The Disadvantages of Asset-Based Lending

Borrowers can place collateral to secure financing through asset-based lending programs. Common collateral includes homes, cars, businesses and even stock or savings accounts. Asset based loans are desirable because they offer the borrower a way to secure the loan and reduce the interest rate. Particularly for low-credit borrowers, these loans can be the only option to get financing at a good rate. With asset based loans, though, the borrower assumes the vast majority of the risk.

Loss of Asset

The worst case scenario with any asset based loan is losing the asset in case of default. When you place a car as collateral, for example, you are giving the car title to the lender. You will not get the car title back until the loan is paid off. If you violate any of the terms of the loan, the lender can come and seize your car. This will usually occur without notice. It is not uncommon for an impound specialist to show up while you are at work or school and take your car away without any warning.

Risk of Low Valuations

The amount of financing you get through an asset-based loan is dependent on how the collateral is valued. If the value of the collateral goes up over time, your loan limits will not go up. As a result, you will have an asset collateralized for much lower than it is actually work. This means, for example, you could have placed a $300,000 home on the line and only received $230,000 in financing. The lender is in a much stronger position than you, the borrower, at that point. In contrast, with an unsecured loan where no collateral is used, the borrower maintains the upper hand throughout the process. 

Negligible Effect on Credit

Secured loans are not the fastest way to build a credit score.

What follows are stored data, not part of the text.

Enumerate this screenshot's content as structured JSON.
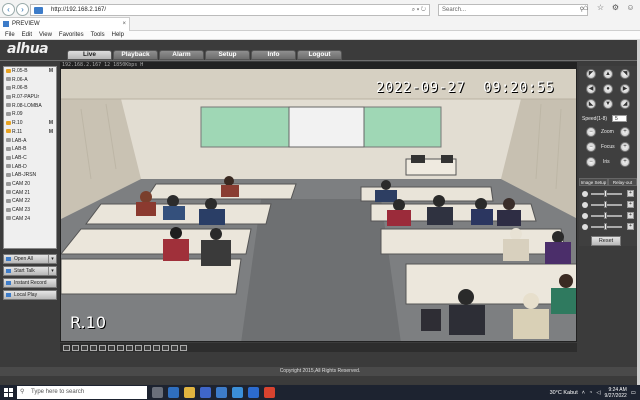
{
  "browser": {
    "address": "http://192.168.2.167/",
    "search_placeholder": "Search...",
    "tab_title": "PREVIEW",
    "menu": [
      "File",
      "Edit",
      "View",
      "Favorites",
      "Tools",
      "Help"
    ]
  },
  "app": {
    "logo": "alhua",
    "nav_tabs": [
      "Live",
      "Playback",
      "Alarm",
      "Setup",
      "Info",
      "Logout"
    ],
    "active_tab": "Live",
    "camera_list": [
      {
        "label": "R.05-B",
        "marker": "M",
        "active": true
      },
      {
        "label": "R.06-A",
        "marker": "",
        "active": false
      },
      {
        "label": "R.06-B",
        "marker": "",
        "active": false
      },
      {
        "label": "R.07-PAPUr",
        "marker": "",
        "active": false
      },
      {
        "label": "R.08-LOMBA",
        "marker": "",
        "active": false
      },
      {
        "label": "R.09",
        "marker": "",
        "active": false
      },
      {
        "label": "R.10",
        "marker": "M",
        "active": true
      },
      {
        "label": "R.11",
        "marker": "M",
        "active": true
      },
      {
        "label": "LAB-A",
        "marker": "",
        "active": false
      },
      {
        "label": "LAB-B",
        "marker": "",
        "active": false
      },
      {
        "label": "LAB-C",
        "marker": "",
        "active": false
      },
      {
        "label": "LAB-D",
        "marker": "",
        "active": false
      },
      {
        "label": "LAB-JRSN",
        "marker": "",
        "active": false
      },
      {
        "label": "CAM 20",
        "marker": "",
        "active": false
      },
      {
        "label": "CAM 21",
        "marker": "",
        "active": false
      },
      {
        "label": "CAM 22",
        "marker": "",
        "active": false
      },
      {
        "label": "CAM 23",
        "marker": "",
        "active": false
      },
      {
        "label": "CAM 24",
        "marker": "",
        "active": false
      }
    ],
    "left_buttons": [
      "Open All",
      "Start Talk",
      "Instant Record",
      "Local Play"
    ],
    "video": {
      "info": "192.168.2.167 12 1850Kbps H",
      "timestamp": "2022-09-27  09:20:55",
      "room_label": "R.10"
    },
    "ptz": {
      "speed_label": "Speed(1-8)",
      "speed_value": "5",
      "zoom_label": "Zoom",
      "focus_label": "Focus",
      "iris_label": "Iris"
    },
    "image_tabs": [
      "Image Setup",
      "Relay-out"
    ],
    "reset_label": "Reset",
    "footer": "Copyright 2015,All Rights Reserved."
  },
  "taskbar": {
    "search_placeholder": "Type here to search",
    "weather": "30°C  Kabut",
    "time": "9:24 AM",
    "date": "9/27/2022"
  },
  "colors": {
    "app_bg": "#3b3b3b",
    "accent": "#3d7cc9",
    "active_cam": "#e8a322"
  }
}
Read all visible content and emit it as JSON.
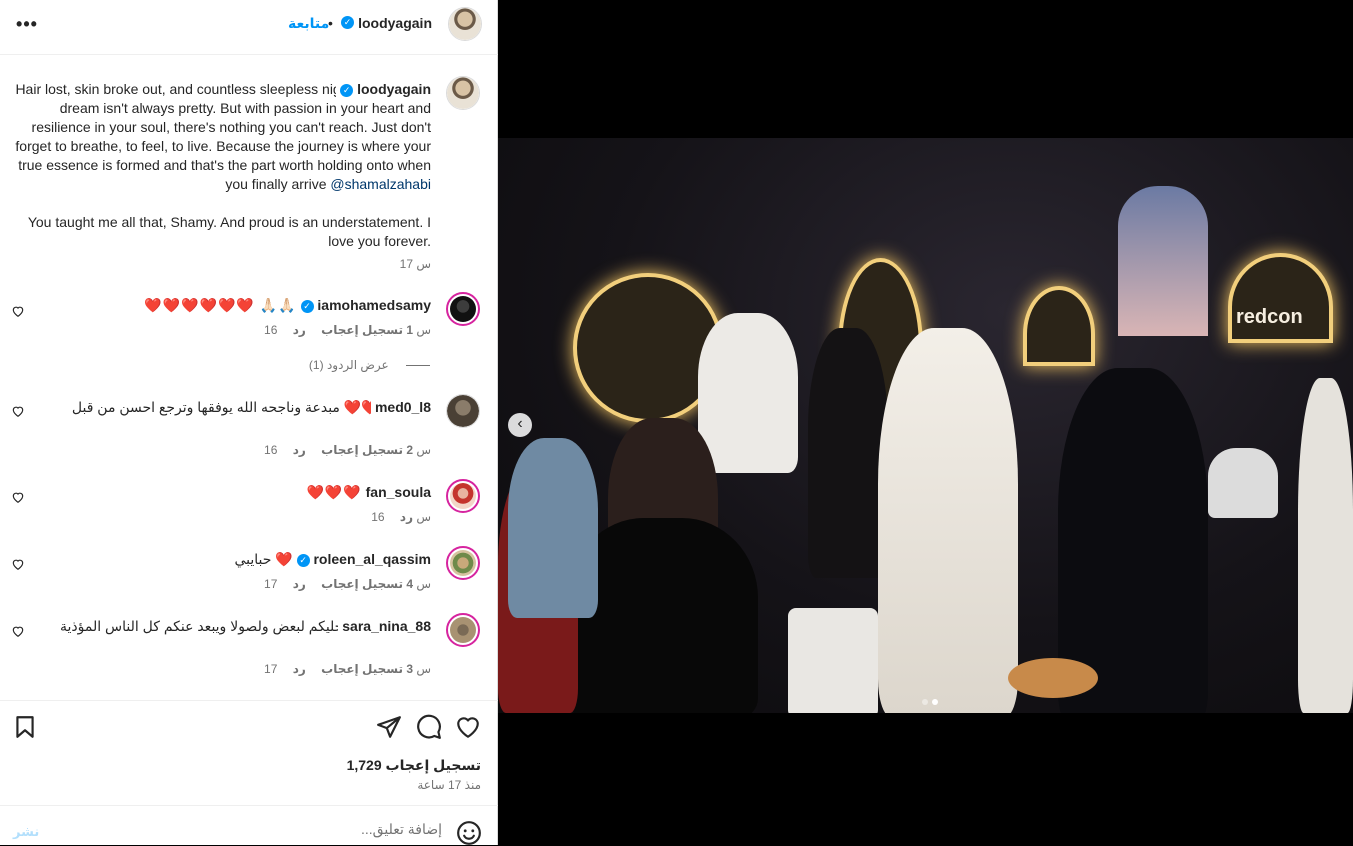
{
  "header": {
    "username": "loodyagain",
    "separator": "•",
    "follow_label": "متابعة",
    "more_label": "•••"
  },
  "caption": {
    "username": "loodyagain",
    "text_before_mention": "Hair lost, skin broke out, and countless sleepless nights.. chasing a dream isn't always pretty. But with passion in your heart and resilience in your soul, there's nothing you can't reach. Just don't forget to breathe, to feel, to live. Because the journey is where your true essence is formed and that's the part worth holding onto when you finally arrive ",
    "mention": "@shamalzahabi",
    "text_after": "You taught me all that, Shamy. And proud is an understatement. I love you forever.",
    "time": "17 س"
  },
  "comments": [
    {
      "username": "iamohamedsamy",
      "verified": true,
      "text": "❤️❤️❤️❤️❤️❤️ 🙏🏻🙏🏻",
      "time": "16 س",
      "likes": "1 تسجيل إعجاب",
      "reply": "رد"
    },
    {
      "username": "med0_l8",
      "verified": false,
      "text": "مبدعة وناجحه الله يوفقها وترجع احسن من قبل ❤️❤️❤️❤️❤️",
      "time": "16 س",
      "likes": "2 تسجيل إعجاب",
      "reply": "رد"
    },
    {
      "username": "fan_soula",
      "verified": false,
      "text": "❤️❤️❤️",
      "time": "16 س",
      "likes": "",
      "reply": "رد"
    },
    {
      "username": "roleen_al_qassim",
      "verified": true,
      "text": "حبايبي ❤️",
      "time": "17 س",
      "likes": "4 تسجيل إعجاب",
      "reply": "رد"
    },
    {
      "username": "sara_nina_88",
      "verified": false,
      "text": "الله يحفظكم ويخليكم لبعض ولصولا ويبعد عنكم كل الناس المؤذية",
      "time": "17 س",
      "likes": "3 تسجيل إعجاب",
      "reply": "رد"
    }
  ],
  "view_replies": "عرض الردود (1)",
  "footer": {
    "likes": "1,729 تسجيل إعجاب",
    "ago": "منذ 17 ساعة"
  },
  "composer": {
    "placeholder": "إضافة تعليق...",
    "post_label": "نشر"
  },
  "media": {
    "sign_text": "redcon",
    "carousel_prev": "‹"
  },
  "colors": {
    "accent": "#0095f6",
    "heart": "#e0245e"
  }
}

An unsecured loan will rebuild credit much faster because it appears as additionally financial strength on a person's or business's balance sheet. With a secured loan, the person has no more financing than they had previously because they are placing the value of an asset down in trade for the new funds. Businesses in particular benefit more from unsecured loans because they appear as a strengthened financial position to other lenders and investors. This may not matter as much to individuals, but credit scores are always important across all areas. 


One risk of continually placing assets on the line in return for financing is over-mortgaging your own assets. This means that you will end up owing more on the loans than you have in equity. If the value of the assets drops, you may owe more on the loans than the assets are worth if you were to sell. This occurs in large numbers when real estate values drop. People who have taken out second mortgages based on a high value of the home may end up "upside-down" on the mortgage. This means if they sell the house they would end up having to pay additional money to the mortgage company beyond what they sold the house for. Getting into too much debt is an easy trap to fall in with asset based lending.